We replaced the minimal async wrapper with a full FastAPI/Uvicorn implementation. This allows for dynamic port selection (preventing address collisions) and strict concurrency limits to prevent connection overloads. First, we allow selection of a free port at run-time instead of hard-coded one and therefore prevent address already in use issue in the ray distributions. Second, we prepare a life-span context manager for the fastapi server which allows ray to restart a new actor if the process is killed. Third, we introduce the full uvicorn configuration which explicitly considers concurrency and timeout issues, avoiding maximum number of open connections reached errors under load. This is one of the most frequent problems met during production-level server deployment. Fourth, we modify the init_engine() function following the VeRL native implementation, allowing the configs of tool calling (e.g., tool_config_path and tool_parser) to be explicitly set and passed instead of predefined placeholders. Fifth, we pay attention to the overlong problem of rollout under agent framework. We find that the agent scaffold itself has no idea about the currently allowed maximum token length due to the chat template wrapping. In this case, it becomes a natural choice to enforce length check at the chat completion server side. We add the token count to infer the max number of newly generated tokens at each turn, which keeps all training jobs alive without issues like input longer than model context.

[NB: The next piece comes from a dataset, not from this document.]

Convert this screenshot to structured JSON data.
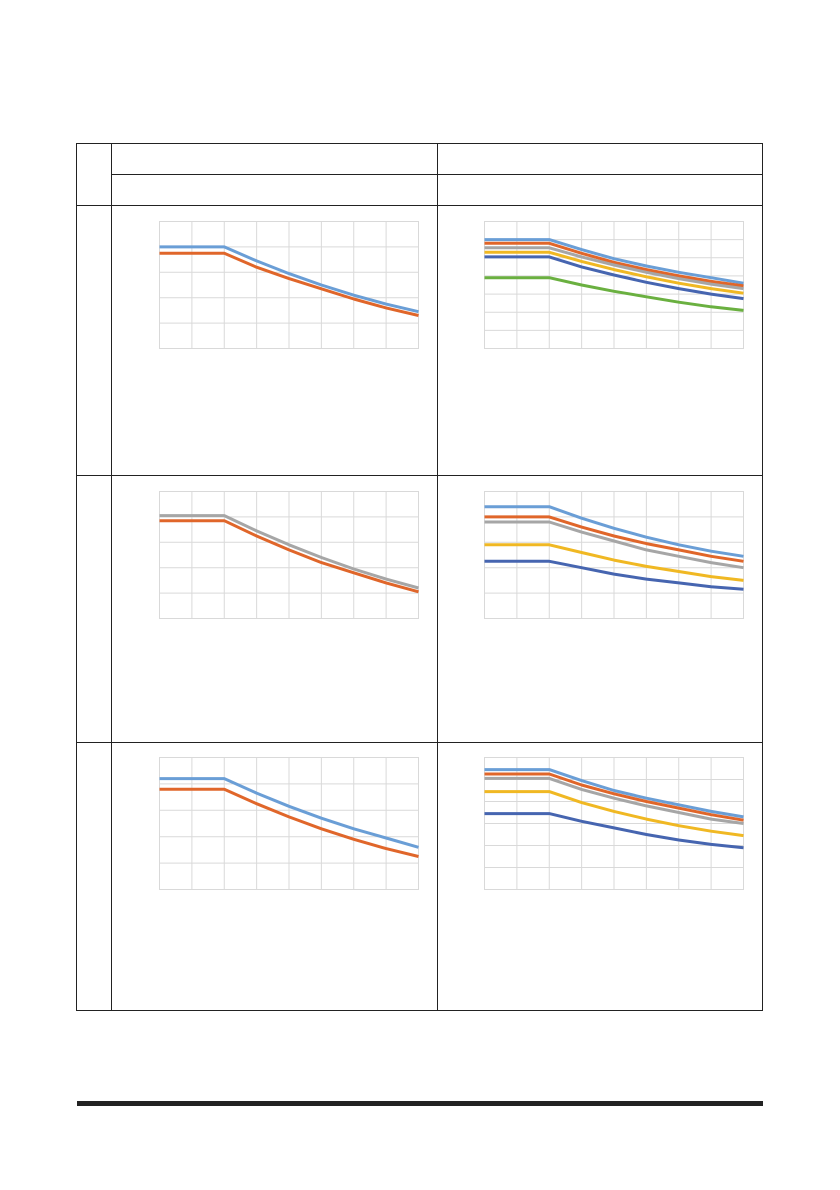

Last but not least, we adopt logger and printing of traceback errors for debugging-friendly purposes.
async def _start_fastapi_server(self):
@asynccontextmanager
async def lifespan(app: fastapi.FastAPI):
print(f"FastAPI listen on {self.address}:{self.port}")
self.server_ready.set()
yield
print("FastAPI shutdown, maybe address already in use, exit process immediately.")
os._exit(-1)
app = fastapi.FastAPI(lifespan=lifespan)
app.router.add_api_route("/v1/chat/completions", self.chat_completion, methods=["POST"])

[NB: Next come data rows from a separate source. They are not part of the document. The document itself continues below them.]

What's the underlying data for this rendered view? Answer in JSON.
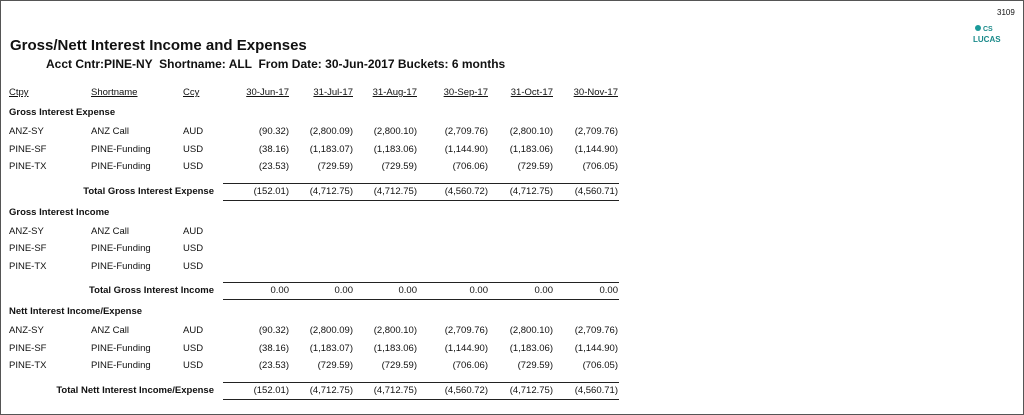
{
  "header": {
    "page_number": "3109",
    "logo": {
      "top": "CS",
      "bottom": "LUCAS"
    },
    "title": "Gross/Nett Interest Income and Expenses",
    "subtitle": "Acct Cntr:PINE-NY  Shortname: ALL  From Date: 30-Jun-2017 Buckets: 6 months"
  },
  "table": {
    "columns": [
      "Ctpy",
      "Shortname",
      "Ccy",
      "30-Jun-17",
      "31-Jul-17",
      "31-Aug-17",
      "30-Sep-17",
      "31-Oct-17",
      "30-Nov-17"
    ],
    "sections": [
      {
        "title": "Gross Interest Expense",
        "rows": [
          [
            "ANZ-SY",
            "ANZ Call",
            "AUD",
            "(90.32)",
            "(2,800.09)",
            "(2,800.10)",
            "(2,709.76)",
            "(2,800.10)",
            "(2,709.76)"
          ],
          [
            "PINE-SF",
            "PINE-Funding",
            "USD",
            "(38.16)",
            "(1,183.07)",
            "(1,183.06)",
            "(1,144.90)",
            "(1,183.06)",
            "(1,144.90)"
          ],
          [
            "PINE-TX",
            "PINE-Funding",
            "USD",
            "(23.53)",
            "(729.59)",
            "(729.59)",
            "(706.06)",
            "(729.59)",
            "(706.05)"
          ]
        ],
        "total": {
          "label": "Total Gross Interest Expense",
          "values": [
            "(152.01)",
            "(4,712.75)",
            "(4,712.75)",
            "(4,560.72)",
            "(4,712.75)",
            "(4,560.71)"
          ]
        }
      },
      {
        "title": "Gross Interest Income",
        "rows": [
          [
            "ANZ-SY",
            "ANZ Call",
            "AUD"
          ],
          [
            "PINE-SF",
            "PINE-Funding",
            "USD"
          ],
          [
            "PINE-TX",
            "PINE-Funding",
            "USD"
          ]
        ],
        "total": {
          "label": "Total Gross Interest Income",
          "values": [
            "0.00",
            "0.00",
            "0.00",
            "0.00",
            "0.00",
            "0.00"
          ]
        }
      },
      {
        "title": "Nett Interest Income/Expense",
        "rows": [
          [
            "ANZ-SY",
            "ANZ Call",
            "AUD",
            "(90.32)",
            "(2,800.09)",
            "(2,800.10)",
            "(2,709.76)",
            "(2,800.10)",
            "(2,709.76)"
          ],
          [
            "PINE-SF",
            "PINE-Funding",
            "USD",
            "(38.16)",
            "(1,183.07)",
            "(1,183.06)",
            "(1,144.90)",
            "(1,183.06)",
            "(1,144.90)"
          ],
          [
            "PINE-TX",
            "PINE-Funding",
            "USD",
            "(23.53)",
            "(729.59)",
            "(729.59)",
            "(706.06)",
            "(729.59)",
            "(706.05)"
          ]
        ],
        "total": {
          "label": "Total Nett Interest Income/Expense",
          "values": [
            "(152.01)",
            "(4,712.75)",
            "(4,712.75)",
            "(4,560.72)",
            "(4,712.75)",
            "(4,560.71)"
          ]
        }
      }
    ]
  }
}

self.port = _get_free_port()
config = uvicorn.Config(
app,
host=["::", "0.0.0.0"],
port=self.port,
log_level="warning",
limit_concurrency=int(os.environ.get("UVICORN_LIMIT_CONCURRENCY", 200)),
backlog=int(os.environ.get("UVICORN_BACKLOG", 2048)),
timeout_keep_alive=int(os.environ.get("UVICORN_TIMEOUT_KEEP_ALIVE", 30)),
)
server = uvicorn.Server(config)
await server.serve()
async def init_engine(self):
...
● Hierarchical Timeout Logic
The original setting of timeout value does not consider its hierarchical nature. This would be very tricky as one could "luckily" pass all the timeout limit for small LLMs and infrequent tool calls (or efficient environment) but would "definitely" fail with the increase of number of tool calls, LLM size, and environment latency. Therefore, we propose to set the timeout wisely and allow the retry mechanism work without negative interference.
We implemented a "smart" timeout hierarchy (Agent < Task < LLM) to ensure that long-running tasks in complex environments don't trigger false failures during rollout.